Liz Porter dejó el auricular en la horquilla y se tomó unos instantes para analizar el caso. Encendió nerviosa un cigarrillo con filtro. «Primero lo primero», masculló para sí.
Hizo una rápida llamada a Thomas Lapinsky, el contacto del Times en Boston. Le dijo que se diera un paseo hasta la Commonwealth Avenue, donde se hallaba la Oficina Archidiocesana de la Iglesia Católica.
– Claro, ahora mismo, Tom. Siento interrumpir tu partida de bridge. Siento que sea sábado por la noche. Necesito una confirmación de palabra. Este es un asunto sumamente importante. Ve a la Cancillería. Haz que monseñor John Brennan te relate otra vez toda la historia. El se muestra reacio, pero sabe que la noticia saldrá a la luz tarde o temprano. Lamento aguarte la velada, Tom. De verdad. Te juro que es una historia desorbitante. Potencialmente enorme.
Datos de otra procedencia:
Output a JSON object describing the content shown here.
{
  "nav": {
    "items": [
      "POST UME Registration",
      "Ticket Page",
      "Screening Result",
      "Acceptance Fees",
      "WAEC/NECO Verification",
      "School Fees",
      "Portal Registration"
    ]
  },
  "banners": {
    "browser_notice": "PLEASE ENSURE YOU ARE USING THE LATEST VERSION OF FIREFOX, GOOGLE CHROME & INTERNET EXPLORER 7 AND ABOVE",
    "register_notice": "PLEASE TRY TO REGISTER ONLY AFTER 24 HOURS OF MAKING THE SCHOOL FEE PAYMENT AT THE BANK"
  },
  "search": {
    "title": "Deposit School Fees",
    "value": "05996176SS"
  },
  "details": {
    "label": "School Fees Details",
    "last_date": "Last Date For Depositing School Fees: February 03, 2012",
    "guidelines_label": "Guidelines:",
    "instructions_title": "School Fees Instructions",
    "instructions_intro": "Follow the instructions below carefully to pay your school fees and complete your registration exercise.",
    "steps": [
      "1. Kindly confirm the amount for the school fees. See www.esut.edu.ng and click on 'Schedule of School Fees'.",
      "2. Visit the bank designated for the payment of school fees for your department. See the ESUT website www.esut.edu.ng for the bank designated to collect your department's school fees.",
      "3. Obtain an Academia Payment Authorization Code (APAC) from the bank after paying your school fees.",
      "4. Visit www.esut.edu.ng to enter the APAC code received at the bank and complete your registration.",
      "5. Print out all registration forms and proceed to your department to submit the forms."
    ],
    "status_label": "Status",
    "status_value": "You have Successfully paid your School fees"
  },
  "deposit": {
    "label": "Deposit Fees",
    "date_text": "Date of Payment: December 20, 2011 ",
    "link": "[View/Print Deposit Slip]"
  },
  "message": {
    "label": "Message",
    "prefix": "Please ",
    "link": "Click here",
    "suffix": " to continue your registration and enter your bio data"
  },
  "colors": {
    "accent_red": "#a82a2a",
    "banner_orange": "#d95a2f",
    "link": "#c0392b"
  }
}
Después de la llamada, Elizabeth se llevó su interconexión telefónica al despacho del editor de noticias. Cerró con sumo cuidado la puerta acristalada de McGoey. Seguidamente, Elizabeth Porter intentó explicar la increíble historia que le acababa de confirmar monseñor John Brennan, de la Oficina Archidiocesana en Boston. Una historia llegada a sus oídos mediante una extraña llamada anónima desde Newport, Rhode Island.